Durante il processo di creazione di una regola di analisi pianificata, come primo passaggio si definiscono un nome e una descrizione per la regola e si assegna una gravità e MITRE ATT&tattiche CK. Tutti gli avvisi generati da una determinata regola e tutti gli eventi imprevisti creati di conseguenza ereditano il nome, la descrizione, la gravità e le tattiche definite nella regola, indipendentemente dal contenuto specifico di un'istanza specifica dell'avviso.
Con la funzionalità dettagli avviso , è possibile eseguire l'override di queste e altre proprietà predefinite degli avvisi in due modi:
Creare nomi e descrizioni di variabili personalizzati per gli avvisi. È possibile selezionare i campi nell'output della query dell'avviso il cui contenuto può essere incluso nel nome o nella descrizione di ogni istanza dell'avviso. Se il campo selezionato non include alcun valore in una determinata istanza, i dettagli dell'avviso per tale istanza verranno ripristinati ai valori predefiniti specificati nella prima pagina della procedura guidata.

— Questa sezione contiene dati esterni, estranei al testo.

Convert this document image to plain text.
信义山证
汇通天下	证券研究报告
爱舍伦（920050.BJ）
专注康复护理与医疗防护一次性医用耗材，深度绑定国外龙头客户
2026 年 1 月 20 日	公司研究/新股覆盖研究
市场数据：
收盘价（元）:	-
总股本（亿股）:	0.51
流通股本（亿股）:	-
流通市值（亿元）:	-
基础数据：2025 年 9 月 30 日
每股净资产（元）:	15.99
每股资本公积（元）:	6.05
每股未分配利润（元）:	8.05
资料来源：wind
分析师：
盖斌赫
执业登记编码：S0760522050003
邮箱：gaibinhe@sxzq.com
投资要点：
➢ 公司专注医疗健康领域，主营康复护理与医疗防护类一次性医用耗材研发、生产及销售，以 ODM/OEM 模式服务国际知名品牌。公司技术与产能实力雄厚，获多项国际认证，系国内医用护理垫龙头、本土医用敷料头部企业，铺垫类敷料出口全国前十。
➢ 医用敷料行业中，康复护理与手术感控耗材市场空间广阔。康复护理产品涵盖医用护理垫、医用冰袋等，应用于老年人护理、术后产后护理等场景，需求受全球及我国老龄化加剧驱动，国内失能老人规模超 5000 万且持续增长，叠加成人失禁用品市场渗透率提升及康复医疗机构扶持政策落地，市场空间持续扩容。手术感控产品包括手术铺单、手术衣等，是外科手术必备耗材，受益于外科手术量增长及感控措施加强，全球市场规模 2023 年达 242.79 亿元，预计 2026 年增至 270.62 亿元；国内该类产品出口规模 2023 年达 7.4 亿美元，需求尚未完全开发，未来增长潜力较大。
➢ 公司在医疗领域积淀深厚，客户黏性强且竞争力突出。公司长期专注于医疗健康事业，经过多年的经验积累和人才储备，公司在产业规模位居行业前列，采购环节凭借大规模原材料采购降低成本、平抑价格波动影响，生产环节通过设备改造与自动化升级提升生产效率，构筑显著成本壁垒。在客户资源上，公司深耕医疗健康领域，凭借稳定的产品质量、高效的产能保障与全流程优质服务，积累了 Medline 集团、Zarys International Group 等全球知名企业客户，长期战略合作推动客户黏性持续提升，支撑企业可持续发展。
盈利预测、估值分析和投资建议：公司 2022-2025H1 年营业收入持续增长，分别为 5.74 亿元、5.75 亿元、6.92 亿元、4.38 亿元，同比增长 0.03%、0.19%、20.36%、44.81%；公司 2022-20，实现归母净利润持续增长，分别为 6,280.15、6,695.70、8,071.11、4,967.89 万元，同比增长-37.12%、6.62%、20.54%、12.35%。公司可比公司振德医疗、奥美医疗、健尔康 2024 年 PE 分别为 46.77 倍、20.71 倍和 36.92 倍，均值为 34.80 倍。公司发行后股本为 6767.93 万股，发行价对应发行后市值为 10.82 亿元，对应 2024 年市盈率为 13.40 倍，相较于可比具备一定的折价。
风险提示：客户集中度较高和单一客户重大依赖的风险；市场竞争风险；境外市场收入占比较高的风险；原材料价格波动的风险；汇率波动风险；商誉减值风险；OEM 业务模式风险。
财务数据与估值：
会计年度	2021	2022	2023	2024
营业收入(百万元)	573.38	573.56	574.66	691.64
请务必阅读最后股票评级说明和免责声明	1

Personalizzare la gravità, le tattiche e altre proprietà di una determinata istanza di un avviso (vedere l'elenco completo delle proprietà riportate di seguito) con i valori di tutti i campi pertinenti dell'output della query. Se i campi selezionati sono vuoti o hanno valori che non corrispondono al tipo di dati del campo, le rispettive proprietà di avviso torneranno alle impostazioni predefinite (per tattiche e gravità, quelle specificate nella prima pagina della procedura guidata).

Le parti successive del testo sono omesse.